1. Field of the Art
This invention relates to an apparatus for controlling a PWM inverter used as an uninterruptible power supply etc.
2. Prior Art
PWM inverters which output constant voltage and constant frequency a.c. voltage are generally used as an uninterruptible power supply used when a failure in the system occurs, or the like. Inverters of this kind input d.c. power to convert it to an a.c. voltage having a predetermined voltage and a predetermined frequency to output such an a.c. voltage. This output a.c. voltage is ordinarily delivered to the load through the interconnecting transformer and the filter. The filter is composed of an a.c. filter reactor and an a.c. filter capacitor. On the input side of the inverter, a d.c. power source capable of having its output voltage adjusted is ordinarily provided. An adjustment of the output voltage of the inverter is made through the voltage adjustment of the d.c. power source. In that case, the inverter shares the role of the frequency adjustment and is controlled by a fixed gate signal corresponding to a predetermined phase reference so that the output voltage becomes equal to a sinusoidal waveform as far as possible.
The filter on the output side of the inverter reduces harmonic components due to switching of power semiconductor elements constituting the inverter, and also serves to prevent overcurrent at the time of short-circuit failure on the side of the load.
For the power semiconductor elements used in the inverter, there are many instances where transistors are used in the small or medium capacity inverter, and gate turn-off thyristors (GTO) are used in the large capacity inverter over several hundred KVA. In the case of GTO used in the large capacity inverter, it is impossible to operate it at a switching frequency as high as that of the transistor. In the case of an output frequency of 50 or 60 Hz, there are many instances where the number of switchings per cycle is less than 10. The number of switchings is limited in view of the switching speed and the loss of the element itself. The harmonics in the inverter output voltage are reduced by the filter provided on the side of the a.c. output of the inverter. Thus, an a.c. voltage similar to the sinusoidal wave is obtained from the output side of the filter. The a.c. voltage thus obtained is delivered to the load.

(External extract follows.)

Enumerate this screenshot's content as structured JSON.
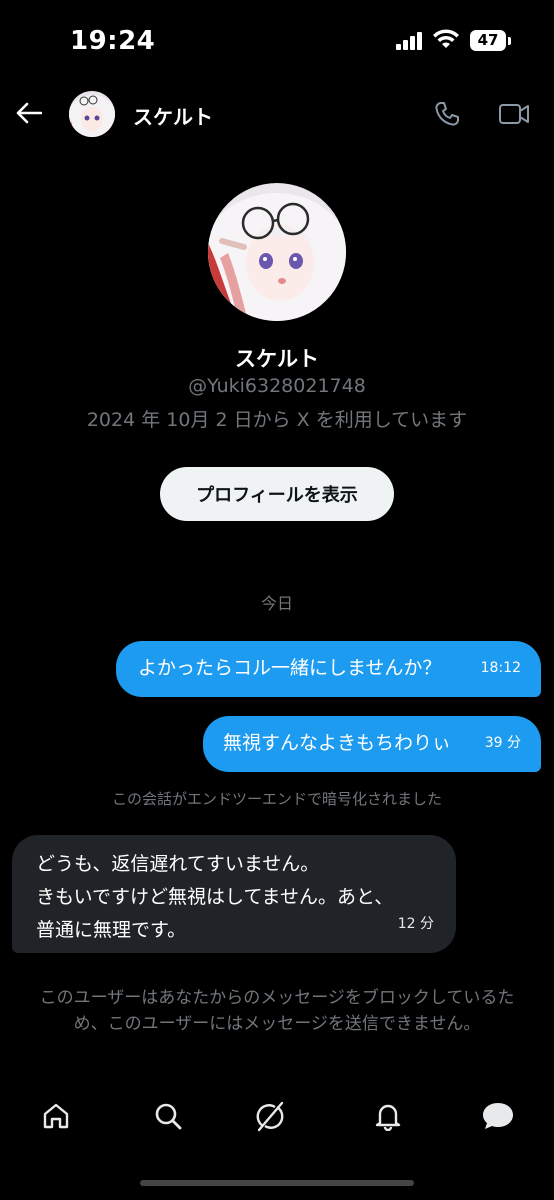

When a d.c. load is connected through a rectifier on the output side of the filter, many harmonic components except for the fundamental sinusoidal wave are included in the a.c. output current of the inverter. Accordingly, harmonic components are also produced in the a.c. voltage depending on the magnitude of the load power. Such harmonic components can be reduced to some extent by the filter on the a.c. side, but voltage distortion may increase when the load power is large. Since the inverter cannot make such a corrective operation to reduce harmonics due to distorted power on the load side of the inverter in the case of carrying out operation when the number of pulses and the switching phase are fixed, when the load power becomes large, the voltage distortion will also become large. An overvoltage or undervoltage is momentarily produced on the side of the load, resulting in the possibility that equipment forming the load conducts an erroneous operation. In addition, in the case where another load or loads are connected differently from the rectifier load, an adverse influence or effect may be exerted on such load.